A new Red Hat report highlights a reality check for the AI boom: despite record investment, 89% of businesses say they’ve yet to see measurable customer value from their AI initiatives.
Yet optimism hasn’t faded. Companies expect to increase AI spending by 32% by 2026, hoping that the right mix of open-source tools, hybrid cloud infrastructure, and talent development will finally turn experimentation into impact.
AI and Security Dominate IT Agendas
The survey found that AI and cybersecurity are now the joint top technology priorities for UK organizations over the next 18 months, with 62% of respondents naming them as critical focus areas. Right behind them: hybrid and multi-cloud strategies, along with virtualization—showing that businesses see AI not as an isolated tool, but as part of a larger modernization push.
Barriers to Adoption: Cost, Privacy, and Integration
Despite the enthusiasm, most organizations face real obstacles. The high cost of AI implementation and maintenance topped the list of concerns (34%), followed by data privacy and security risks (30%) and challenges integrating AI with legacy systems (28%).

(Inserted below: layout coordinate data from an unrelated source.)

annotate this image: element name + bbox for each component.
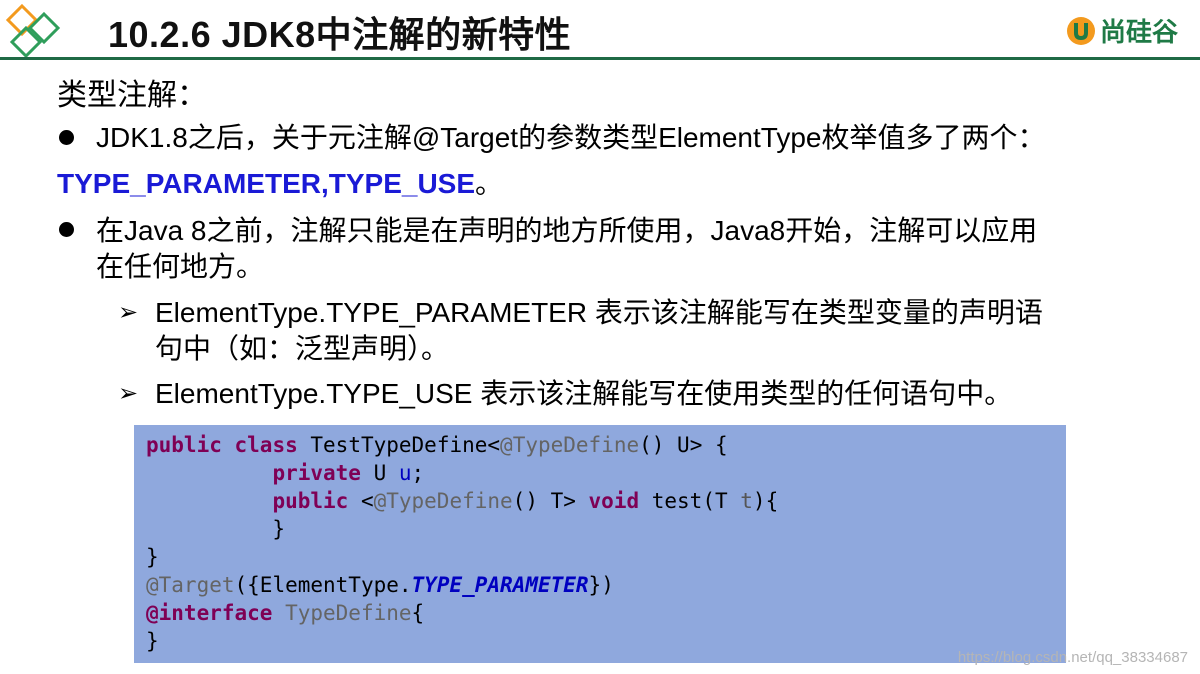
- bullet-dot-icon: [59, 130, 74, 145]
- code-line: @Target({ElementType.TYPE_PARAMETER}): [146, 571, 778, 599]
- bullet-dot-icon: [59, 222, 74, 237]
- code-line: public <@TypeDefine() T> void test(T t){: [146, 487, 778, 515]
- code-keyword: private: [272, 461, 361, 485]
- arrow-bullet-icon: ➢: [118, 299, 139, 326]
- logo-diamonds-icon: [5, 4, 61, 59]
- code-keyword: public: [272, 489, 349, 513]
- code-type-name: TypeDefine: [285, 601, 412, 625]
- code-text: () T>: [512, 489, 589, 513]
- code-keyword: class: [234, 433, 298, 457]
- code-line: public class TestTypeDefine<@TypeDefine(…: [146, 431, 778, 459]
- bullet-1-text: JDK1.8之后，关于元注解@Target的参数类型ElementType枚举值…: [96, 122, 1046, 153]
- brand-name: 尚硅谷: [1099, 17, 1178, 47]
- code-line: }: [146, 629, 159, 653]
- code-text: ({ElementType.: [234, 573, 412, 597]
- code-keyword: public: [146, 433, 222, 457]
- code-text: {: [411, 601, 425, 625]
- bullet-2-text-b: 在任何地方。: [96, 251, 265, 282]
- watermark: https://blog.csdn.net/qq_38334687: [957, 649, 1188, 666]
- section-heading: 类型注解：: [57, 79, 207, 112]
- bullet-2-text-a: 在Java 8之前，注解只能是在声明的地方所使用，Java8开始，注解可以应用: [96, 215, 1038, 246]
- code-text: test(T: [639, 489, 741, 513]
- code-text: ){: [752, 489, 779, 513]
- code-text: }): [588, 573, 614, 597]
- sub-bullet-1-text-a: ElementType.TYPE_PARAMETER 表示该注解能写在类型变量的…: [155, 297, 1043, 328]
- code-param: t: [740, 489, 753, 513]
- code-line: private U u;: [146, 459, 778, 487]
- code-text: () U> {: [639, 433, 728, 457]
- code-text: <: [348, 489, 374, 513]
- arrow-bullet-icon: ➢: [118, 380, 139, 407]
- code-field: u: [398, 461, 412, 485]
- code-annotation: @Target: [146, 573, 235, 597]
- page-title: 10.2.6 JDK8中注解的新特性: [108, 14, 572, 55]
- code-annotation: @TypeDefine: [500, 433, 640, 457]
- code-listing: public class TestTypeDefine<@TypeDefine(…: [146, 431, 778, 655]
- title-divider: [0, 57, 1200, 60]
- brand-logo: 尚硅谷: [1066, 12, 1178, 49]
- sub-bullet-2-text: ElementType.TYPE_USE 表示该注解能写在使用类型的任何语句中。: [155, 378, 1013, 409]
- code-text: U: [360, 461, 399, 485]
- code-line: }: [146, 545, 159, 569]
- code-line: }: [146, 517, 286, 541]
- code-keyword: @interface: [146, 601, 273, 625]
- code-keyword: void: [588, 489, 640, 513]
- code-text: ;: [411, 461, 425, 485]
- highlight-tail: 。: [475, 168, 504, 199]
- code-block: public class TestTypeDefine<@TypeDefine(…: [134, 425, 1066, 663]
- u-shield-icon: [1066, 16, 1095, 45]
- code-annotation: @TypeDefine: [373, 489, 513, 513]
- code-constant: TYPE_PARAMETER: [411, 573, 589, 597]
- code-line: @interface TypeDefine{: [146, 599, 778, 627]
- bullet-1-highlight: TYPE_PARAMETER,TYPE_USE。: [57, 166, 503, 202]
- highlight-values: TYPE_PARAMETER,TYPE_USE: [57, 168, 476, 199]
- code-text: TestTypeDefine<: [310, 433, 501, 457]
- sub-bullet-1-text-b: 句中（如：泛型声明）。: [155, 333, 450, 364]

This aligns with a broader pattern seen across industries: AI pilots are easy to start but hard to scale.
The Rise of “Shadow AI”
Perhaps the most eye-opening finding is the scale of “shadow AI”—where employees use unauthorized AI tools outside company policy. A staggering 83% of organizations reported this happening internally.
While shadow AI often comes from employees trying to work more efficiently, it introduces major security and compliance risks. The trend underscores a disconnect between top-down AI strategies and how teams are actually using the technology day-to-day.

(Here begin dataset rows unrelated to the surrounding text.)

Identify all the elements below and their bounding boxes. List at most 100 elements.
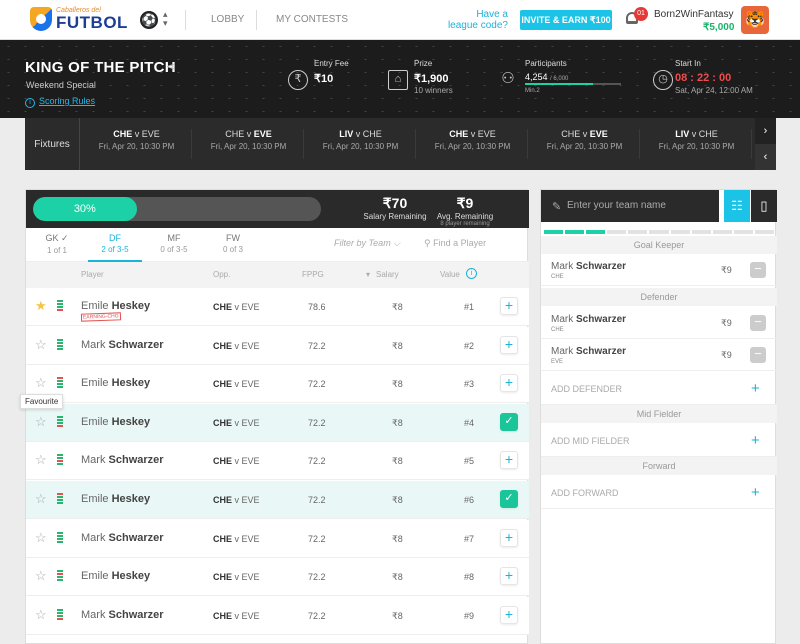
form-bars-icon bbox=[57, 415, 63, 430]
tab-df[interactable]: DF 2 of 3-5 bbox=[85, 233, 145, 254]
scoring-rules-link[interactable]: i Scoring Rules bbox=[25, 96, 95, 108]
favourite-star-icon[interactable]: ☆ bbox=[35, 569, 47, 583]
soccer-ball-icon[interactable]: ⚽ bbox=[140, 11, 158, 29]
plus-icon[interactable]: + bbox=[751, 432, 760, 449]
favourite-star-icon[interactable]: ★ bbox=[35, 299, 47, 313]
player-row[interactable]: ☆ Mark Schwarzer CHE v EVE 72.2 ₹8 #7 + bbox=[26, 519, 529, 558]
remove-player-button[interactable]: − bbox=[750, 262, 766, 278]
league-code-line1: Have a bbox=[476, 9, 508, 20]
player-row[interactable]: ☆ Mark Schwarzer CHE v EVE 72.2 ₹8 #9 + bbox=[26, 596, 529, 635]
entry-fee-value: ₹10 bbox=[314, 73, 334, 85]
favourite-star-icon[interactable]: ☆ bbox=[35, 453, 47, 467]
roster-team: CHE bbox=[551, 327, 564, 333]
plus-icon[interactable]: + bbox=[751, 484, 760, 501]
filter-by-team-label: Filter by Team bbox=[334, 238, 391, 248]
add-player-button[interactable]: + bbox=[500, 605, 518, 624]
sport-switch-chevron-icon[interactable]: ▴ ▾ bbox=[163, 10, 168, 28]
fixture-item[interactable]: CHE v EVE Fri, Apr 20, 10:30 PM bbox=[530, 129, 640, 159]
fixtures-label: Fixtures bbox=[25, 118, 80, 170]
add-player-button[interactable]: + bbox=[500, 374, 518, 393]
fixtures-prev-button[interactable]: ‹ bbox=[755, 144, 776, 170]
fixture-item[interactable]: LIV v CHE Fri, Apr 20, 10:30 PM bbox=[642, 129, 752, 159]
player-row[interactable]: ☆ Mark Schwarzer CHE v EVE 72.2 ₹8 #5 + bbox=[26, 442, 529, 481]
username[interactable]: Born2WinFantasy bbox=[654, 9, 733, 20]
find-player-input[interactable]: ⚲ Find a Player bbox=[424, 238, 486, 249]
contest-header: KING OF THE PITCH ⋖ Weekend Special i Sco… bbox=[0, 40, 800, 118]
section-goal-keeper: Goal Keeper bbox=[541, 236, 777, 254]
status-stamp: EARNING-CHG bbox=[80, 312, 121, 322]
player-row[interactable]: ★ Emile Heskey EARNING-CHG CHE v EVE 78.6 ₹8 #… bbox=[26, 288, 529, 326]
tab-gk[interactable]: GK ✓ 1 of 1 bbox=[27, 233, 87, 255]
invite-earn-button[interactable]: INVITE & EARN ₹100 bbox=[520, 10, 612, 30]
player-first-name: Emile bbox=[81, 377, 109, 390]
value-info-icon[interactable]: i bbox=[466, 268, 477, 279]
league-code-link[interactable]: Have a league code? bbox=[440, 9, 508, 31]
player-name: Emile Heskey bbox=[81, 416, 150, 428]
fixtures-next-button[interactable]: › bbox=[755, 118, 776, 144]
opp-vs: v EVE bbox=[232, 302, 260, 312]
avg-remaining-value: ₹9 bbox=[456, 195, 474, 211]
player-row[interactable]: ☆ Emile Heskey CHE v EVE 72.2 ₹8 #3 + bbox=[26, 365, 529, 404]
add-player-button[interactable]: + bbox=[500, 297, 518, 315]
opp-team: CHE bbox=[213, 572, 233, 583]
fixture-away: EVE bbox=[253, 129, 272, 139]
chevron-down-icon: ⌵ bbox=[393, 238, 401, 248]
player-value-rank: #5 bbox=[464, 456, 475, 467]
add-forward-row[interactable]: ADD FORWARD + bbox=[541, 477, 777, 509]
fixture-item[interactable]: CHE v EVE Fri, Apr 20, 10:30 PM bbox=[82, 129, 192, 159]
remove-player-button[interactable]: − bbox=[750, 315, 766, 331]
add-defender-row[interactable]: ADD DEFENDER + bbox=[541, 373, 777, 405]
tab-fw[interactable]: FW 0 of 3 bbox=[203, 233, 263, 254]
roster-player: Mark Schwarzer CHE ₹9 − bbox=[541, 254, 777, 286]
add-mid-fielder-row[interactable]: ADD MID FIELDER + bbox=[541, 425, 777, 457]
favourite-star-icon[interactable]: ☆ bbox=[35, 530, 47, 545]
favourite-star-icon[interactable]: ☆ bbox=[35, 376, 47, 390]
nav-my-contests[interactable]: MY CONTESTS bbox=[276, 14, 348, 25]
form-bars-icon bbox=[57, 338, 63, 353]
remove-player-button[interactable]: − bbox=[750, 347, 766, 363]
tab-df-count: 2 of 3-5 bbox=[101, 245, 129, 254]
add-player-button[interactable]: + bbox=[500, 567, 518, 586]
tab-mf[interactable]: MF 0 of 3-5 bbox=[144, 233, 204, 254]
add-player-button[interactable]: + bbox=[500, 451, 518, 470]
roster-segment bbox=[649, 230, 669, 234]
selected-check-button[interactable]: ✓ bbox=[500, 490, 518, 508]
player-row[interactable]: ☆ Mark Schwarzer CHE v EVE 72.2 ₹8 #2 + bbox=[26, 326, 529, 365]
avatar[interactable]: 🐯 bbox=[741, 6, 769, 34]
player-row[interactable]: ☆ Emile Heskey CHE v EVE 72.2 ₹8 #4 ✓ bbox=[26, 403, 529, 442]
team-name-input[interactable]: ✎ Enter your team name bbox=[541, 190, 719, 222]
player-salary: ₹8 bbox=[392, 340, 403, 351]
fixture-item[interactable]: CHE v EVE Fri, Apr 20, 10:30 PM bbox=[418, 129, 528, 159]
fixture-item[interactable]: LIV v CHE Fri, Apr 20, 10:30 PM bbox=[306, 129, 416, 159]
col-opp[interactable]: Opp. bbox=[213, 270, 230, 279]
favourite-star-icon[interactable]: ☆ bbox=[35, 492, 47, 506]
list-view-button[interactable]: ☷ bbox=[724, 190, 750, 222]
fixture-vs: v bbox=[580, 129, 590, 139]
col-fppg[interactable]: FPPG bbox=[302, 270, 324, 279]
player-row[interactable]: ☆ Emile Heskey CHE v EVE 72.2 ₹8 #8 + bbox=[26, 558, 529, 597]
pitch-view-button[interactable]: ▯ bbox=[751, 190, 777, 222]
favourite-star-icon[interactable]: ☆ bbox=[35, 607, 47, 622]
player-fppg: 72.2 bbox=[308, 572, 326, 583]
logo[interactable]: Caballeros del FUTBOL bbox=[30, 7, 128, 31]
player-row[interactable]: ☆ Emile Heskey CHE v EVE 72.2 ₹8 #6 ✓ bbox=[26, 481, 529, 519]
fixture-item[interactable]: CHE v EVE Fri, Apr 20, 10:30 PM bbox=[194, 129, 304, 159]
plus-icon[interactable]: + bbox=[751, 380, 760, 397]
opp-team: CHE bbox=[213, 379, 233, 390]
filter-by-team-dropdown[interactable]: Filter by Team ⌵ bbox=[334, 238, 400, 249]
add-player-button[interactable]: + bbox=[500, 528, 518, 547]
favourite-star-icon[interactable]: ☆ bbox=[35, 414, 47, 429]
fixture-vs: v bbox=[132, 129, 142, 139]
share-icon[interactable]: ⋖ bbox=[166, 60, 175, 73]
nav-lobby[interactable]: LOBBY bbox=[211, 14, 244, 25]
avg-remaining-sub: 8 player remaining bbox=[440, 221, 490, 227]
participants-max: / 6,000 bbox=[550, 76, 569, 82]
add-player-button[interactable]: + bbox=[500, 335, 518, 354]
col-salary[interactable]: Salary bbox=[376, 270, 399, 279]
team-name-placeholder: Enter your team name bbox=[567, 200, 666, 211]
col-value[interactable]: Value bbox=[440, 270, 460, 279]
roster-first: Mark bbox=[551, 261, 574, 272]
selected-check-button[interactable]: ✓ bbox=[500, 412, 518, 431]
col-player[interactable]: Player bbox=[81, 270, 104, 279]
favourite-star-icon[interactable]: ☆ bbox=[35, 337, 47, 352]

Why Open Source Is Gaining Momentum
To regain control and accelerate trustworthy adoption, many organizations are turning to enterprise open source.
Red Hat found that 84% of respondents consider open source vital to their AI strategy—both for flexibility and cost efficiency. The same sentiment extends to virtualization and hybrid cloud adoption, suggesting that openness and interoperability are now seen as strategic advantages.
Joanna Hodgson, UK Country Manager at Red Hat, summarized it well:
“There’s a clear gap between ambition and reality. Companies are investing heavily in AI, but few are seeing real value. The key will be enterprise integration and collaboration—areas where open-source principles can make AI more usable and scalable.”
Agentic AI Tops the Priority List
When asked about specific focus areas, “agentic AI”—systems capable of operating with a high level of autonomy—ranked as the top priority for 68% of respondents. Following that came enabling broad employee adoption and operationalizing AI into production environments.
The Talent and Education Bottleneck
The AI skills gap continues to be one of the biggest roadblocks. For the second year in a row, AI ranked as the area with the most urgent talent shortage. The gaps are widest in agentic AI, AI utilization efficiency, and training non-technical employees to work alongside AI systems.
Without a stronger talent pipeline and internal education, even the best technology investments risk stagnation.
Confidence in the UK’s AI Potential — With Caveats
Despite the hurdles, optimism runs high: 83% of UK respondents believe the country either already is or soon will be a global AI leader. But that confidence is tempered by familiar issues—limited public funding, a shallow talent pool, and insufficient private-sector collaboration.
Cloud Complexity Adds Another Layer
The integration of AI into hybrid and multi-cloud environments is also proving difficult. Many businesses report internal silos, data sovereignty concerns, and unclear ROI from cloud transitions.
Hans Roth, SVP and GM for EMEA at Red Hat, noted that organizations are increasingly prioritizing control, resiliency, and sovereignty in their IT strategies:
“Open source provides the transparency and flexibility needed to innovate rapidly without compromise. It’s becoming central to how enterprises adapt to disruption.”
The Bottom Line
The report paints a picture of a market still in the “early industrial revolution” phase of AI—flush with investment and experimentation, but struggling with the hard work of integration, governance, and education.
If open-source adoption continues to accelerate, it may help close the gap between lofty AI ambitions and practical business value. For now, though, most organizations remain stuck in the experimentation phase—eagerly waiting for the payoff that’s yet to arrive.